Pope Benedict XV was voted into office on 3rd August 1914, less than a week after the assassination of Archduke Franz Ferdinand. The focus of his papacy was therefore the Great War that ravaged the continent for most of his seven year term. He called it “the suicide of civilised Europe”, declared the Holy See to be neutral in the conflict, and sought to mediate between the two sides to broker peace. 

Just under a hundred years later Pope Francis was voted into office on 13th March 2013. His eleven year papacy did not feature conflict on anything like the scale or severity of the First World War. It did however feature that strange form of mostly nonviolent conflict we call the culture wars. 

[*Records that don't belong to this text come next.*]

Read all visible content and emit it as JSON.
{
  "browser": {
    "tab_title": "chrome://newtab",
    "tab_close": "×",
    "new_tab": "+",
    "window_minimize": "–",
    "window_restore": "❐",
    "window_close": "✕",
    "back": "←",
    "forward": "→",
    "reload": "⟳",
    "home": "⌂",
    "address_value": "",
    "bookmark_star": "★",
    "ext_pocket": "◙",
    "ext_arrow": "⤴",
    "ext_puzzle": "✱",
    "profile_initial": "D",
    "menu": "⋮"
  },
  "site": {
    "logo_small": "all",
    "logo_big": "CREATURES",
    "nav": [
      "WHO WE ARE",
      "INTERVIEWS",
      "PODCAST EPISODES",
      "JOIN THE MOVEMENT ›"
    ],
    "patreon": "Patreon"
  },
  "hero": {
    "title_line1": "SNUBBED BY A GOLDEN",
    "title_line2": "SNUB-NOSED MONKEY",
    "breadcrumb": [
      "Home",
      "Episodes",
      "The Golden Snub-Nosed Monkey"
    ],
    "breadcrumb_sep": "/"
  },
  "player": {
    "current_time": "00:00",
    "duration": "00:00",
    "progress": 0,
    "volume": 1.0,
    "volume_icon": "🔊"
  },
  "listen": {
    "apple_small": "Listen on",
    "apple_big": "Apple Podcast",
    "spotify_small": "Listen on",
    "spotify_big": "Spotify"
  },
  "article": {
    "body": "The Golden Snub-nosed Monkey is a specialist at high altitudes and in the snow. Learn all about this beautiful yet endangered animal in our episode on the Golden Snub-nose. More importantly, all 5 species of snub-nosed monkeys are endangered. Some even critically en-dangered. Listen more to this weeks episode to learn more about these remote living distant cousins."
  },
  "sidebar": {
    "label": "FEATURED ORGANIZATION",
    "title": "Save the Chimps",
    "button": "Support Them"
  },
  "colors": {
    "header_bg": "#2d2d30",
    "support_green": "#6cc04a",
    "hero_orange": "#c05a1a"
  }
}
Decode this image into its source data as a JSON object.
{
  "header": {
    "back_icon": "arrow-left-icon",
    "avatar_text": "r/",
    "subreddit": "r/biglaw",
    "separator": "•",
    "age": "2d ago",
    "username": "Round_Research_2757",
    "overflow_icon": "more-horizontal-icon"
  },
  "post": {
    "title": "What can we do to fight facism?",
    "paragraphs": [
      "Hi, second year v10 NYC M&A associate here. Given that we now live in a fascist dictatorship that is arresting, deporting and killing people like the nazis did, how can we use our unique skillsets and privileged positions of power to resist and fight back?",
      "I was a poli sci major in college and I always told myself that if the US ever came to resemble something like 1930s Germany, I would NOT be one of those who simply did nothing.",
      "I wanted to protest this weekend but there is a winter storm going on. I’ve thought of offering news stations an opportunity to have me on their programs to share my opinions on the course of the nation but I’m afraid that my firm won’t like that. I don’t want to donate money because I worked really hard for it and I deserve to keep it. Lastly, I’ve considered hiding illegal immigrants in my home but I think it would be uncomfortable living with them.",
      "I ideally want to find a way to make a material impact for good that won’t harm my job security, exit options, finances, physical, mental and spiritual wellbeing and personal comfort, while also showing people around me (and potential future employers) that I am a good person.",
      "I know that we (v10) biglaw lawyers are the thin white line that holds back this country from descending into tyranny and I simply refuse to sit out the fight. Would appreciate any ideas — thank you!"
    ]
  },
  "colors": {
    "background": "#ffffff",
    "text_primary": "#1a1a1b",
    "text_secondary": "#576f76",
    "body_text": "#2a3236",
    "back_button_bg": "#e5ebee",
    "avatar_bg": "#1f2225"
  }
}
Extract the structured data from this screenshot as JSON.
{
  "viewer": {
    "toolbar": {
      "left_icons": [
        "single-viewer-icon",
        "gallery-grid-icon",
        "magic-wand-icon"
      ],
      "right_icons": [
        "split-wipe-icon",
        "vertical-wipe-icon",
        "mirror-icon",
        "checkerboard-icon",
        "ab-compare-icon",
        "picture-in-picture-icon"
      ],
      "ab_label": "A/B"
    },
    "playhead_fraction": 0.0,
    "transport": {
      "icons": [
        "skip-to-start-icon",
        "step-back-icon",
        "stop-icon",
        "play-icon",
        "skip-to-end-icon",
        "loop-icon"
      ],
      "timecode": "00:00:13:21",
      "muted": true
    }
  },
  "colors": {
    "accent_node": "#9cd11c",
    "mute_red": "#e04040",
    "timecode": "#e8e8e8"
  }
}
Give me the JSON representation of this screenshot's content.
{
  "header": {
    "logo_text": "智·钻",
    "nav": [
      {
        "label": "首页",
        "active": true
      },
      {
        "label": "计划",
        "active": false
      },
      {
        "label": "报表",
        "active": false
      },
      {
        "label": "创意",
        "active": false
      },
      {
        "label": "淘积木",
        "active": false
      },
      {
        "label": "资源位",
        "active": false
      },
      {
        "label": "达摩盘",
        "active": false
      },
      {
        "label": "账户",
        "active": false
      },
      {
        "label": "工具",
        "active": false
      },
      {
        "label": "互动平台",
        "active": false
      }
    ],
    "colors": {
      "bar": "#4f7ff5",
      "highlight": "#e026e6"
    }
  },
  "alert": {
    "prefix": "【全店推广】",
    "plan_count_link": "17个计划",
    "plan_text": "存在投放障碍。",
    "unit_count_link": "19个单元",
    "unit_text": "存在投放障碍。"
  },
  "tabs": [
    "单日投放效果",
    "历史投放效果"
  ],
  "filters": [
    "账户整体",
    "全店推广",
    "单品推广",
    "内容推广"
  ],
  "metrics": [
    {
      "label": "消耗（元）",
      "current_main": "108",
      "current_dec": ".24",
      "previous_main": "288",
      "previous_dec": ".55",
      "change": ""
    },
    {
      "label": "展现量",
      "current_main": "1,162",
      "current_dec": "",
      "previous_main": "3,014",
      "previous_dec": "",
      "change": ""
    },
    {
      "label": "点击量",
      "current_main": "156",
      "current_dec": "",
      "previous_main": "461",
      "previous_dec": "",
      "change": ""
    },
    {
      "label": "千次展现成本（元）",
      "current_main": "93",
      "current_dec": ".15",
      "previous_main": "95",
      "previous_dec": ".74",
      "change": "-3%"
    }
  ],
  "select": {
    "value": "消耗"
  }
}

Indeed, he was fully cognisant of this fact. He spoke of how social crises were leading some to retreat into private worlds of likeminded factions. As early as 2013 he mentioned that people were embracing conflict “in such a way that they become its prisoners; they lose their bearings” and “project onto institutions their own confusion and dissatisfaction”. In his last encyclical he wrote of those who “bombarded by technology … often find themselves confused and torn apart”

Something which those unfamiliar with Catholicism often misunderstand, and of which those all too familiar with Catholicism often need reminding, is that the Catholic Church is not understood by Catholics to be a merely human institution. This means the Church is not like merely political or cultural organisations, and so cannot be as vulnerable to the back-and-forth between opposing sides that currently dominates society at large. This means the Church should be able to stand above the deep oppositional divisions currently dominating the world at large, and indeed adjudicate between them, on occasion. The spirit of Benedict XV should be reimagined in our era of social media, widespread division, populism, and social fragmentation.